Закатное солнце принесло пронизывающий до костей ветер. Фонарные столбы тянулись вверх, словно огромные поникшие цветы; их тусклые лампы едва освещали дорогу перед нами. В совместном молчании мы шли через небольшой парк с пожухлой травой, краснокирпичными арками и железными скамейками, где бездомные, одиночки и просто гуляющие собирались и опрокидывали содержимое пивных банок в недра своих тел. Мы шли вдоль аллеи, мимо призрачных фигур в капюшонах и многоэтажных кварталов, в ловушках которых гибли тысячи мечт; мимо тюремных решеток окон; мимо паба и курильщиков, смотрящих с вызовом, осмелишься ли зайти; мимо забегаловки, у забегаловки, через дорогу от забегаловки; мимо хипстерского кафе с блюдами из авокадо и пряной тыквы; мимо фанатика с Библией на углу, жаждущего спасти души прохожих; мимо автобусной остановки, где уставшие тела сидели в ожидании, когда их боги заберут их домой, и где стоял мужчина, который каждый день между 15.30 и 19.30 кричал: «Удачи вам! Удачи вам!» – всем и в то же время никому; мимо светофоров на перекрестках, где машины почти всегда проезжали на красный; к глотке станции метро, которая тихо шептала колыбельную или песню, зовя нас домой.
– Вот и вечер пятницы. Что будешь делать? Тусить в городе? – спросила Сандра. Посмотрела на меня: глаза ее округлились, а зрачки расширились, словно навстречу яркому свету.
– Я иду домой, – ответил я, понимая, что ей хотелось услышать совсем не это.
– Ясно. Тогда хороших выходных, – произнесла она с досадой, уходя в себя.

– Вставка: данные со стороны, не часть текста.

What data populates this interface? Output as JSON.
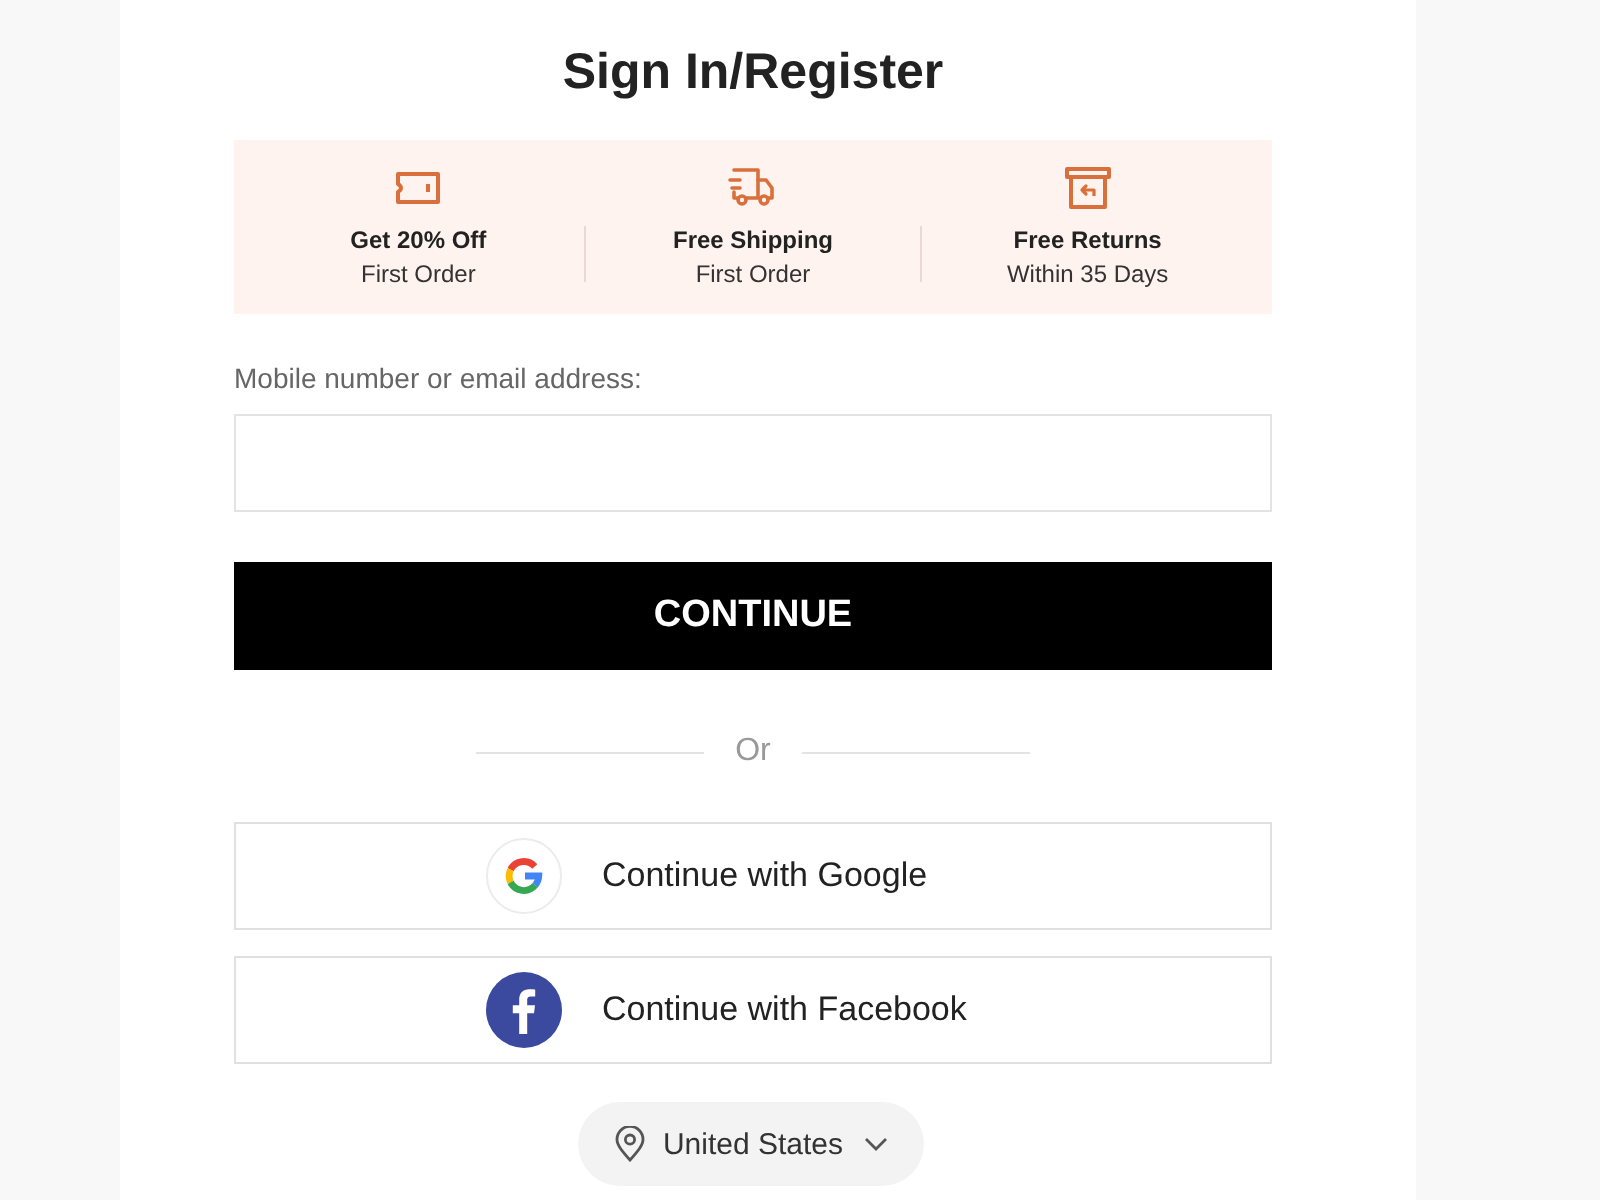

Воздух наполнился густым напряжением, словно дымом от лесного пожара. Я обнял ее и ушел.
Глава 3
Жилой комплекс Пекривер, Лондон; 8.15
Я глубоко вдохнул и открыл дверь. Было темно и тихо, только лунный свет проникал сквозь окно в коридоре. Я прошел в свою комнату и рухнул на кровать, подобно мешку кирпичей с большой высоты. Плечи напряглись, словно их стиснули два огромных зажима. Я лежал, смотря в потолок и плавая где-то меж грез и сновидений, меж колыбельных и песен, между настоящим и будущим.

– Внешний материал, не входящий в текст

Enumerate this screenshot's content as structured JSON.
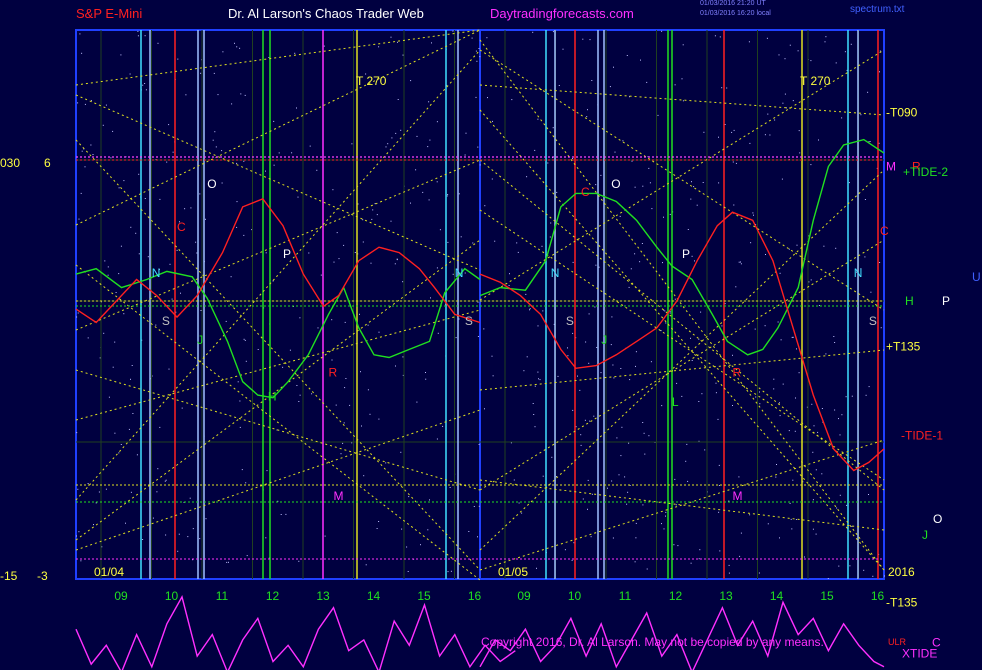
{
  "header": {
    "instrument": "S&P E-Mini",
    "site_title": "Dr. Al Larson's Chaos Trader Web",
    "site_url": "Daytradingforecasts.com",
    "stamp_1": "01/03/2016 21:20 UT",
    "stamp_2": "01/03/2016 16:20 local",
    "file_label": "spectrum.txt"
  },
  "footer": {
    "copyright": "Copyright 2016, Dr. Al Larson. May not be copied by any means.",
    "mark": "ULR"
  },
  "colors": {
    "background": "#000040",
    "frame": "#2040ff",
    "red_line": "#ff2020",
    "green_line": "#20e020",
    "magenta_line": "#ff30ff",
    "yellow_dotted": "#e0e020",
    "cyan_line": "#40e0ff",
    "light_blue_line": "#a0c0ff"
  },
  "chart_data": {
    "type": "line",
    "panels": [
      "01/04",
      "01/05"
    ],
    "x_tick_labels": [
      "09",
      "10",
      "11",
      "12",
      "13",
      "14",
      "15",
      "16",
      "09",
      "10",
      "11",
      "12",
      "13",
      "14",
      "15",
      "16"
    ],
    "left_axis_labels": {
      "upper": [
        "030",
        "6"
      ],
      "lower": [
        "-15",
        "-3"
      ]
    },
    "year_label": "2016",
    "series": [
      {
        "name": "+TIDE-2",
        "color": "#20e020",
        "x": [
          8.0,
          8.4,
          8.9,
          9.4,
          9.8,
          10.3,
          10.6,
          11.0,
          11.3,
          11.6,
          11.9,
          12.2,
          12.6,
          13.0,
          13.3,
          13.6,
          13.9,
          14.2,
          14.6,
          15.0,
          15.3,
          15.7,
          16.0,
          24.0,
          24.4,
          24.9,
          25.3,
          25.6,
          25.9,
          26.3,
          26.7,
          27.1,
          27.5,
          27.8,
          28.2,
          28.6,
          28.9,
          29.3,
          29.6,
          29.9,
          30.3,
          30.6,
          30.9,
          31.2,
          31.6,
          32.0
        ],
        "y": [
          1.0,
          1.2,
          0.5,
          0.8,
          1.1,
          0.9,
          0.1,
          -1.5,
          -3.0,
          -3.5,
          -3.6,
          -3.0,
          -2.0,
          -0.5,
          0.5,
          -1.0,
          -2.0,
          -2.1,
          -1.8,
          -1.5,
          0.3,
          1.2,
          0.8,
          0.2,
          0.5,
          0.4,
          1.5,
          3.5,
          4.0,
          4.0,
          3.7,
          3.0,
          2.0,
          1.3,
          0.8,
          -0.5,
          -1.5,
          -2.0,
          -1.8,
          -1.0,
          0.5,
          3.0,
          5.0,
          5.8,
          6.0,
          5.5
        ]
      },
      {
        "name": "-TIDE-1",
        "color": "#ff2020",
        "x": [
          8.0,
          8.4,
          8.8,
          9.2,
          9.6,
          10.0,
          10.4,
          10.9,
          11.3,
          11.7,
          12.1,
          12.5,
          12.9,
          13.2,
          13.6,
          14.0,
          14.4,
          14.8,
          15.1,
          15.5,
          16.0,
          24.0,
          24.4,
          24.8,
          25.2,
          25.6,
          25.9,
          26.3,
          26.7,
          27.1,
          27.5,
          27.9,
          28.3,
          28.7,
          29.0,
          29.4,
          29.8,
          30.2,
          30.6,
          31.0,
          31.4,
          31.7,
          32.0
        ],
        "y": [
          -0.3,
          -0.8,
          0.0,
          0.8,
          0.2,
          -0.6,
          0.2,
          1.8,
          3.5,
          3.8,
          2.8,
          1.0,
          -0.2,
          0.2,
          1.5,
          2.0,
          1.8,
          1.2,
          0.5,
          -0.5,
          -0.8,
          1.0,
          0.7,
          0.2,
          -0.5,
          -1.8,
          -2.5,
          -2.4,
          -2.0,
          -1.5,
          -1.0,
          0.0,
          1.5,
          2.8,
          3.3,
          3.0,
          1.5,
          -1.0,
          -3.5,
          -5.5,
          -6.3,
          -6.0,
          -5.5
        ]
      },
      {
        "name": "XTIDE",
        "color": "#ff30ff",
        "x": [
          8.0,
          8.3,
          8.6,
          8.9,
          9.2,
          9.5,
          9.8,
          10.1,
          10.4,
          10.7,
          11.0,
          11.3,
          11.6,
          11.9,
          12.2,
          12.5,
          12.8,
          13.1,
          13.4,
          13.7,
          14.0,
          14.3,
          14.6,
          14.9,
          15.2,
          15.5,
          15.8,
          16.1,
          16.4,
          16.7,
          24.0,
          24.3,
          24.6,
          24.9,
          25.2,
          25.5,
          25.8,
          26.1,
          26.4,
          26.7,
          27.0,
          27.3,
          27.6,
          27.9,
          28.2,
          28.5,
          28.8,
          29.1,
          29.4,
          29.7,
          30.0,
          30.3,
          30.6,
          30.9,
          31.2,
          31.5,
          31.8,
          32.0
        ],
        "y": [
          -12.2,
          -13.5,
          -12.8,
          -13.8,
          -12.4,
          -13.6,
          -12.0,
          -11.0,
          -13.2,
          -12.4,
          -13.8,
          -12.6,
          -11.8,
          -13.4,
          -12.8,
          -13.6,
          -12.2,
          -11.4,
          -13.0,
          -12.6,
          -13.8,
          -11.9,
          -12.8,
          -11.3,
          -13.2,
          -12.4,
          -13.6,
          -12.8,
          -13.4,
          -13.0,
          -13.6,
          -12.6,
          -13.0,
          -12.2,
          -13.4,
          -12.8,
          -11.8,
          -13.2,
          -12.0,
          -13.6,
          -12.6,
          -11.6,
          -13.2,
          -12.4,
          -13.8,
          -12.6,
          -11.4,
          -12.8,
          -11.9,
          -13.2,
          -11.2,
          -12.4,
          -11.8,
          -13.0,
          -12.0,
          -12.8,
          -13.4,
          -13.6
        ]
      }
    ],
    "panel_left": {
      "date": "01/04",
      "cycle_label": "T 270",
      "markers": [
        {
          "text": "O",
          "color": "#ffffff",
          "x": 10.6,
          "y": 4.2
        },
        {
          "text": "C",
          "color": "#ff2020",
          "x": 10.0,
          "y": 2.6
        },
        {
          "text": "P",
          "color": "#ffffff",
          "x": 12.1,
          "y": 1.6
        },
        {
          "text": "N",
          "color": "#40e0ff",
          "x": 9.5,
          "y": 0.9
        },
        {
          "text": "N",
          "color": "#40e0ff",
          "x": 15.5,
          "y": 0.9
        },
        {
          "text": "S",
          "color": "#c0c0c0",
          "x": 9.7,
          "y": -0.9
        },
        {
          "text": "S",
          "color": "#c0c0c0",
          "x": 15.7,
          "y": -0.9
        },
        {
          "text": "J",
          "color": "#20e020",
          "x": 10.4,
          "y": -1.6
        },
        {
          "text": "H",
          "color": "#20e020",
          "x": 11.8,
          "y": -3.7
        },
        {
          "text": "R",
          "color": "#ff2020",
          "x": 13.0,
          "y": -2.8
        },
        {
          "text": "M",
          "color": "#ff30ff",
          "x": 13.1,
          "y": -7.4
        }
      ]
    },
    "panel_right": {
      "date": "01/05",
      "cycle_label": "T 270",
      "markers": [
        {
          "text": "O",
          "color": "#ffffff",
          "x": 26.6,
          "y": 4.2
        },
        {
          "text": "C",
          "color": "#ff2020",
          "x": 26.0,
          "y": 3.9
        },
        {
          "text": "P",
          "color": "#ffffff",
          "x": 28.0,
          "y": 1.6
        },
        {
          "text": "N",
          "color": "#40e0ff",
          "x": 25.4,
          "y": 0.9
        },
        {
          "text": "N",
          "color": "#40e0ff",
          "x": 31.4,
          "y": 0.9
        },
        {
          "text": "S",
          "color": "#c0c0c0",
          "x": 25.7,
          "y": -0.9
        },
        {
          "text": "S",
          "color": "#c0c0c0",
          "x": 31.7,
          "y": -0.9
        },
        {
          "text": "J",
          "color": "#20e020",
          "x": 26.4,
          "y": -1.6
        },
        {
          "text": "L",
          "color": "#20e020",
          "x": 27.8,
          "y": -3.9
        },
        {
          "text": "R",
          "color": "#ff2020",
          "x": 29.0,
          "y": -2.8
        },
        {
          "text": "M",
          "color": "#ff30ff",
          "x": 29.0,
          "y": -7.4
        }
      ]
    },
    "right_labels": [
      {
        "text": "-T090",
        "color": "#ffff40",
        "y": 7.0
      },
      {
        "text": "M",
        "color": "#ff30ff",
        "y": 5.0
      },
      {
        "text": "R",
        "color": "#ff2020",
        "y": 5.0
      },
      {
        "text": "+TIDE-2",
        "color": "#20e020",
        "y": 4.8
      },
      {
        "text": "C",
        "color": "#ff2020",
        "y": 2.6
      },
      {
        "text": "U",
        "color": "#4060ff",
        "y": 0.9
      },
      {
        "text": "H",
        "color": "#20e020",
        "y": 0.0
      },
      {
        "text": "P",
        "color": "#ffffff",
        "y": 0.0
      },
      {
        "text": "+T135",
        "color": "#ffff40",
        "y": -1.7
      },
      {
        "text": "-TIDE-1",
        "color": "#ff2020",
        "y": -5.0
      },
      {
        "text": "O",
        "color": "#ffffff",
        "y": -8.1
      },
      {
        "text": "J",
        "color": "#20e020",
        "y": -8.7
      },
      {
        "text": "-T135",
        "color": "#ffff40",
        "y": -11.2
      },
      {
        "text": "C",
        "color": "#ff30ff",
        "y": -12.7
      },
      {
        "text": "XTIDE",
        "color": "#ff30ff",
        "y": -13.1
      }
    ],
    "grid": true,
    "legend": "right-margin labels"
  }
}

– Я так устал, – простонал я. Закрыл глаза и увидел в темноте искры света, рассыпанные по комнате, созвездие светлячков; мерцание Пояса Ориона и Кассиопеи. Меня позвали: крик вибрацией пронзил тело и отозвался эхом в комнате.
– Да, мами, – прорычал я. Она постучала и вошла.
– Tu dors? [2] – прошептала она. Я молчал, только кивнул в ответ и притворился, что засыпаю. На секунду она застыла, затем вышла из комнаты. Я медленно поднялся и сел за стол в углу. Свет не включил, пусть луна освещает мне путь. Я чувствовал свинцовую тяжесть, словно тонул в пахучем застойном бассейне. На столе, ворвавшись во всепоглощающую тьму, загорелся экран телефона.
Чем ты сегодня занят? Мы идем пить. Подтягивайся.
Эй, так что ты там делаешь?
Ладно. Ну и молчи. Оставь в непрочитанных…
У тебя все ок? Ты не пишешь.
Бро, мне нужна твоя помощь.
Сообщения хлынули потоком. После каждого меня затягивало все больше и больше, я тонул. Взял телефон и выключил, затем потянулся к упаковке сидра, который купил по дороге домой. Всего одну. Потом еще одну. Я сидел в уютной темноте, она сжимала меня, как властная любовница.
Приехал я поздно, но хотя бы приехал. У входа меня живо поприветствовали какие-то новые люди, будто я случайный прохожий. Я сел на стул в заднем ряду, за скамейками. Пастор Батист стоял у алтаря и смотрел вверх, будто между ним и небом не было потолка. Музыканты играли: напоминающий Фила Коллинза [3] барабанщик в отдельной будке; пианист, качающий головой из стороны в сторону, как Стиви Уандер[4]; электрогитарист с расплывчатыми рифами Джими Хендрикса[5]; акустический гитарист, бьющий по струнам с чувством, как Рей ЛаМонтейн[6]. Они аккомпанировали юному хору сестры Делорис, как я ее называл, потому что реальное ее имя всегда от меня ускользало. Ее исполнение «Oh Happy Day» [7] как минимум напрягало, а как максимум вполне могло быть репетицией к третьей части фильма «Действуй, сестра» [8]. Я увидел мами в первом ряду, со сложенными в молитве руками. Она хлопала в такт музыке. Пастор Батист медленно поднял микрофон. Он говорил мягко и протяжно, но с уверенными басовыми нотками в голосе.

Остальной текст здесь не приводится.